PATRICK HERNING: Lena was like, "I want to pick your brain. I want to pick your brain." We had this big meeting, and she had this idea for a brand. But it's like, stick to your core competency. Lena is one of the most talented creatives of our time. Building and running a fashion company is incredibly difficult, incredibly expensive.
ALINA CHO: She wanted to start her own brand?
PATRICK HERNING: She wanted to start her own brand.
ALINA CHO: And you said what?
PATRICK HERNING: “Great. How can I be helpful?" Then, as we got to know each other over a year, year-and-a-half, I said to her, "Do you really want to do this? Like, wouldn't you rather partner with us? You'll have full creative control, but let us manage fit, infrastructure, supply chain, all of those things."
ALINA CHO: What did she say?
PATRICK HERNING: She's like, "I think you're right." From there, she was such a great creative partner because she was so clear on what she wanted.
ALINA CHO: What did she say about what she wanted?
PATRICK HERNING: She comes from this very artistic background. Like the print on the dress was a print her dad made.
And just her story and what she saw growing up in Soho. Just things down to the scalloped edges on the suit.
All the details were so, so important to her.
ALINA CHO: Why did she want to start a brand?
PATRICK HERNING: “Cool girl.” She wanted affordable, "cool girl" fashion that didn't feel like "fat girl" clothes.
ALINA CHO: Sold out?
PATRICK HERNING: Sold out. I mean, I think we have a little on the site. Stuff that had been returned. But I think we hit 80% sell through within the first 30 days. For anybody who knows retail, that's a huge win.
ALINA CHO: So, you're going to work on another collection with her?

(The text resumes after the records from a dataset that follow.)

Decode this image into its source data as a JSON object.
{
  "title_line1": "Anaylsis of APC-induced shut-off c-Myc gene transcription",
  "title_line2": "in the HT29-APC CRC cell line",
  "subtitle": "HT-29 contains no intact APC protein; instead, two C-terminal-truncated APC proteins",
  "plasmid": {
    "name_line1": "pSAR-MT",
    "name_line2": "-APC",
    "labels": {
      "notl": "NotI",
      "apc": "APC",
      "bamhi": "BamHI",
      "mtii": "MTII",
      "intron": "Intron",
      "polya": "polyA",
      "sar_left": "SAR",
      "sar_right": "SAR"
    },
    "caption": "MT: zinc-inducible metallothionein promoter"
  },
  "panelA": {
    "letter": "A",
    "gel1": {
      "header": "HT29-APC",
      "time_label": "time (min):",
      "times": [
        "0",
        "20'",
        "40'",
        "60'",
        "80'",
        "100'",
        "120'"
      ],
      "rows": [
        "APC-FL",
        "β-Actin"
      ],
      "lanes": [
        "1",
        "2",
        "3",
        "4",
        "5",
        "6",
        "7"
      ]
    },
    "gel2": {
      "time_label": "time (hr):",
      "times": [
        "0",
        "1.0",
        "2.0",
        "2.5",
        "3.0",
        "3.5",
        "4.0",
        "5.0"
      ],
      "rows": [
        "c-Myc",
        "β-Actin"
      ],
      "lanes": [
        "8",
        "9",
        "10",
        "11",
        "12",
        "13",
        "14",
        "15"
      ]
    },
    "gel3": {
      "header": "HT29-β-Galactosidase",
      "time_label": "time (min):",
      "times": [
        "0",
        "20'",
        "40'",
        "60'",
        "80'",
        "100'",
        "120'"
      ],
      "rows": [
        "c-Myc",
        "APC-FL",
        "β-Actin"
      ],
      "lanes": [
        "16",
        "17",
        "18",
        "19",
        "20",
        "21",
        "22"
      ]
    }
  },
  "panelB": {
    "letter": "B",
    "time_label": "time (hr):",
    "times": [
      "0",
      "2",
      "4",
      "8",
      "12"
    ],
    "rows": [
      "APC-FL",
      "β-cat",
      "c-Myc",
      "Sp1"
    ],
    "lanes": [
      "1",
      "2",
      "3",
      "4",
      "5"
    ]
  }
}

PATRICK HERNING: This is how I positioned it. I said, "You're an actress. If you do a show, a film, a movie, whatever, and it's successful, do a sequel, do a second season." I said, "If this is successful, we'll have a second season.” And so, it can happen, whenever it works with [her] schedule. I think we’ll figure out something for next spring.
ALINA CHO: Tell me about your new company.
ALINA CHO: What does that mean?
PATRICK HERNING: 90% of all brands we carry are BIPOC-founded, whose products are for people of all colors. It's not Black for Black, it's BIPOC-founded for people of all colors.
ALINA CHO: When did you launch?
PATRICK HERNING: We launched in December... like, Gwyneth [Paltrow] invested, Diddy invested, Naomi Watts invested. An incredible launch.
ALINA CHO: You launched during COVID… again!
PATRICK HERNING: Yep. We went from 13 brands to almost 80 brands [in the] first quarter, and then J.C. Penney came to us. And we’re launching Thirteen Lune shop-in-shops in each J.C.P. door.
ALINA CHO: And you just launched.
PATRICK HERNING: We just launched. And they came to us 90 days in, it was nuts.
ALINA CHO: Amazing — you’re on fire!